Tribeca presents dozens of awards, and this year’s winners were announced on Thursday. Lauren Hadaway’s The Novice, which Daniel Gorman, writing for In Review Online, calls “a startlingly immersive portrait of ambition curdling into obsession,” tops the U.S. narrative competition, winning best film, actress (Isabelle Fuhrman), and cinematography (Todd Martin). Fuhrman plays Alex Dall, a rower pushing her body to its limits in her quest to make the varsity team. “Think Whiplash with shades of Black Swan set in the rowing world,” suggests Hadaway at Women and Hollywood. She tells Stephen Saito that one “question I have gotten a lot is, ‘Why?’ What drives Alex Dall? Why is she doing this? And it has frustrated me at times. The question is, ‘Why not?’ You only live once, and this movie is really my existentialist anthem.”
Brighton 4th, the third feature from Georgian director Levan Koguashvili, has won best film, actor (Levan Tediashvili), and screenplay (Boris Frumin) in the international narrative competition.

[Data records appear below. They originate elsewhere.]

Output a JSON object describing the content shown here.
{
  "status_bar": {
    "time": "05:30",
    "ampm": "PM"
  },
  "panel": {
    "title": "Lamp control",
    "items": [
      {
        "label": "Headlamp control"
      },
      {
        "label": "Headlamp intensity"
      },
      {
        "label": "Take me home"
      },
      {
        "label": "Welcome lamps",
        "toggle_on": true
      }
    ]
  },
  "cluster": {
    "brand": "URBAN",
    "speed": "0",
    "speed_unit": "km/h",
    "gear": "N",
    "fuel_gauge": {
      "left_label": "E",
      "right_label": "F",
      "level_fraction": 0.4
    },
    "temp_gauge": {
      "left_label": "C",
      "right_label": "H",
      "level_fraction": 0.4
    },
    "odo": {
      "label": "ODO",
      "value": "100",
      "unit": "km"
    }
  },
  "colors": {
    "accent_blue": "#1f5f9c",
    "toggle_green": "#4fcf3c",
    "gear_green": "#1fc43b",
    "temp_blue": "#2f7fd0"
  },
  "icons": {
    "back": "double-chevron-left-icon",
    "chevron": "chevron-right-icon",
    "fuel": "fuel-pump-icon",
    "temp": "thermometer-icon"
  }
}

Like Tediashvili himself, his character, Kakhi, is a former wrestling champion. Having covered his brother’s gambling debts, he leaves Tbilisi for Brooklyn’s Brighton Beach, where his son, living among other Georgian immigrants, is supposed to be studying medicine. Instead, he, too, has been placing bets. “What’s remarkable,” finds Kaleem Aftab at Cineuropa, “is that while the gambling plot plays out in the way one might expect, it unfolds in such a surprising and arresting manner that one barely thinks of gangsters at all.”

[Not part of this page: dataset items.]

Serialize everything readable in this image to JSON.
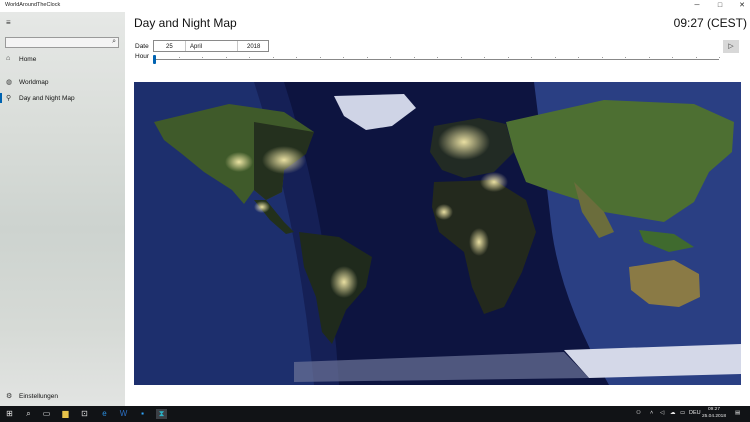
{
  "window": {
    "title": "WorldAroundTheClock",
    "minimize": "─",
    "maximize": "□",
    "close": "✕"
  },
  "sidebar": {
    "menu_icon": "≡",
    "search": {
      "placeholder": "",
      "icon": "⌕"
    },
    "items": [
      {
        "label": "Home",
        "icon": "⌂",
        "selected": false
      },
      {
        "label": "Worldmap",
        "icon": "◍",
        "selected": false
      },
      {
        "label": "Day and Night Map",
        "icon": "⚲",
        "selected": true
      }
    ],
    "settings": {
      "label": "Einstellungen",
      "icon": "⚙"
    }
  },
  "main": {
    "title": "Day and Night Map",
    "clock": "09:27 (CEST)",
    "date": {
      "label": "Date",
      "day": "25",
      "month": "April",
      "year": "2018"
    },
    "hour": {
      "label": "Hour",
      "value_fraction": 0.0
    },
    "play_icon": "▷"
  },
  "taskbar": {
    "icons": [
      "start-icon",
      "search-icon",
      "task-view-icon",
      "file-explorer-icon",
      "store-icon",
      "edge-icon",
      "word-icon",
      "photoshop-icon",
      "app-icon"
    ],
    "tray_lang": "DEU",
    "time": "09:27",
    "date": "25.04.2018"
  },
  "colors": {
    "accent": "#0063b1",
    "ocean_night": "#0d1440",
    "ocean_day": "#1d2f6d",
    "land_day": "#4a6e2f"
  }
}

In the documentary competition, Jessica Kingdon has won best new director and best feature for Ascension, a multi-faceted portrait of Chinese factory workers. “Rather than a posture of omniscience (à la Godfrey Reggio) or studio artmaking (à la Edward Burtynsky),” writes Steve Dollar for Filmmaker, “Kingdon anchors herself to the human factor, never as amusingly as when observing a roomful of workers assemble lifeline rubber sex dolls, fussing over the proper shade for nipples.”